Your Audience Has a Problem. They Need Your Help

The best way to ignore your audience’s needs is to give them content that doesn’t help them.


Every person who views content online has their own reasons for it. A lot of times, your readers will have a problem they’re trying to solve. You might be helping them more than you know. Here’s how you can do this with more effectiveness, and confidence, too.

There are only a few reasons people view online content

The best way to ignore your audience’s needs is to give them content that doesn’t help them. To understand that, you have to first understand why people view content online, whether it be reading blogs or magazines or other websites, watching videos, listening to audio, viewing photos, etc.

People often want to be entertained. Or they want to read something they can relate to (which is why BuzzFeed has nailed those listicles so well). Or they have a question or a problem, and they’re on the hunt for a useful, actionable answer or solution, whether that be in the form of information or straightforward advice, with step-by-step instructions (preferably in bullet points or bolded subheadings, so they don’t have to read the whole article. Not bitter or anything).

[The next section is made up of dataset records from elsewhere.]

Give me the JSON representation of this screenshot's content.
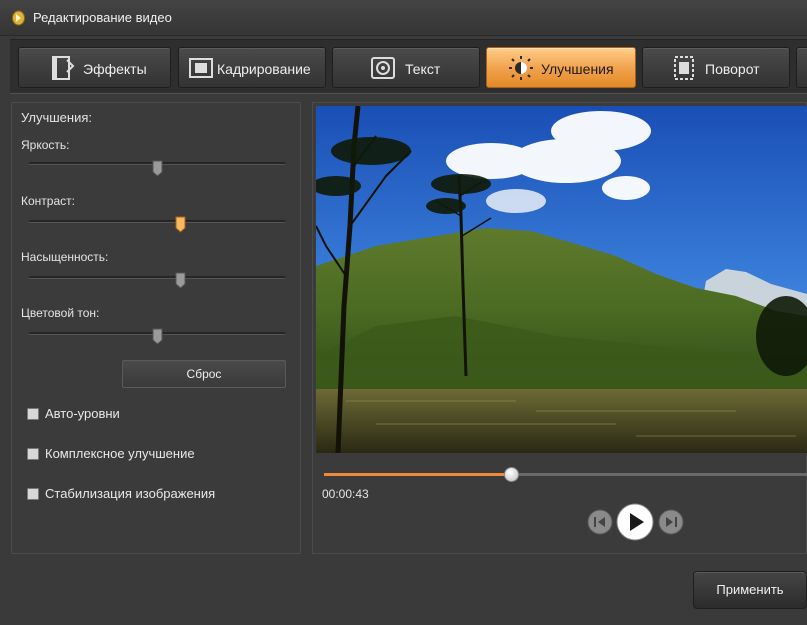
{
  "window": {
    "title": "Редактирование видео"
  },
  "tabs": [
    {
      "label": "Эффекты",
      "icon": "effects-icon",
      "active": false
    },
    {
      "label": "Кадрирование",
      "icon": "crop-icon",
      "active": false
    },
    {
      "label": "Текст",
      "icon": "text-icon",
      "active": false
    },
    {
      "label": "Улучшения",
      "icon": "enhance-icon",
      "active": true
    },
    {
      "label": "Поворот",
      "icon": "rotate-icon",
      "active": false
    }
  ],
  "enhance": {
    "heading": "Улучшения:",
    "sliders": [
      {
        "label": "Яркость:",
        "value": 0.5
      },
      {
        "label": "Контраст:",
        "value": 0.59
      },
      {
        "label": "Насыщенность:",
        "value": 0.59
      },
      {
        "label": "Цветовой тон:",
        "value": 0.5
      }
    ],
    "reset_label": "Сброс",
    "checkboxes": [
      {
        "label": "Авто-уровни",
        "checked": false
      },
      {
        "label": "Комплексное улучшение",
        "checked": false
      },
      {
        "label": "Стабилизация изображения",
        "checked": false
      }
    ]
  },
  "player": {
    "current_time": "00:00:43",
    "progress": 0.39
  },
  "apply_label": "Применить",
  "colors": {
    "accent": "#f0a04a",
    "progress": "#f08a3a",
    "background": "#3a3a3a"
  }
}
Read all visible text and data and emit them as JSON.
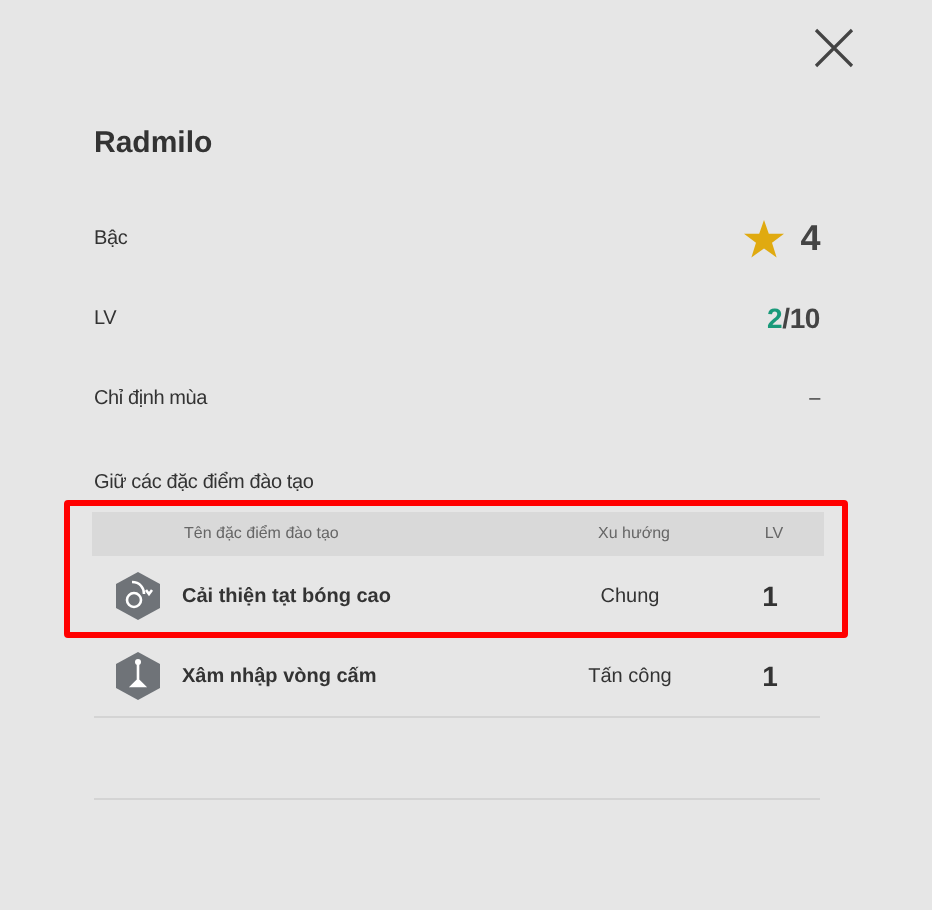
{
  "title": "Radmilo",
  "fields": [
    {
      "kind": "stars",
      "label": "Bậc",
      "value": "4"
    },
    {
      "kind": "level",
      "label": "LV",
      "current": "2",
      "max": "/10"
    },
    {
      "kind": "text",
      "label": "Chỉ định mùa",
      "value": "–"
    }
  ],
  "traits": {
    "heading": "Giữ các đặc điểm đào tạo",
    "highlighted": true,
    "columns": [
      "Tên đặc điểm đào tạo",
      "Xu hướng",
      "LV"
    ],
    "rows": [
      {
        "kind": "cross",
        "name": "Cải thiện tạt bóng cao",
        "tendency": "Chung",
        "level": "1"
      },
      {
        "kind": "run",
        "name": "Xâm nhập vòng cấm",
        "tendency": "Tấn công",
        "level": "1"
      }
    ]
  }
}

What you have to say actually matters

At times it can feel like you write a lot of general how-tos and the like, which can’t possibly help every single person the same way. It feels like what you’re writing really doesn’t matter that much. But to the readers who are served or reassured or entertained, it might mean the world.

They need you. Maybe not you, specifically, but the advice you have to give. You may not be an expert, but if you’re writing about it, you must know something. That’s good enough for them. They just need someone to understand them, to put into words what they’re thinking. Someone to offer a solution they haven’t heard before, or to reinforce what they’ve already been told but maybe aren’t quite sure they believe.

Here’s the best way to be helpful

You don’t know the majority of the people that will stumble upon your work. You don’t know their specific circumstances nor can you give anything other than general advice to your entire audience as a whole (in most cases). So how in the world are you supposed to be helpful, knowing these things?

You have to close your eyes and picture the person who might click on the piece you’re writing. What do they need to hear? What, deep down, are they truly hoping to learn or what truth do they need to have reinforced? Or do they just need to get away from it all for a little while, with a good old-fashioned distraction? The kind of content you put out will determine, in general, what need you will usually expect to fulfill.

Picture that one person and use that to guide you. This means you won’t be able to cater to everyone’s specific situation individually, but that’s to be expected. They’ll get more specific in a comment if they want to, and that’s totally valid. A lot of times, it’s up to you to bring up the subject, to give your audience something to work with. It’s okay if they take it into their own hands and build off of it, in a good way. You want that. It means you’re doing something helpful, even if it doesn’t always feel like it.

Even if you only ever help one person, it’s worth it. Don’t you think?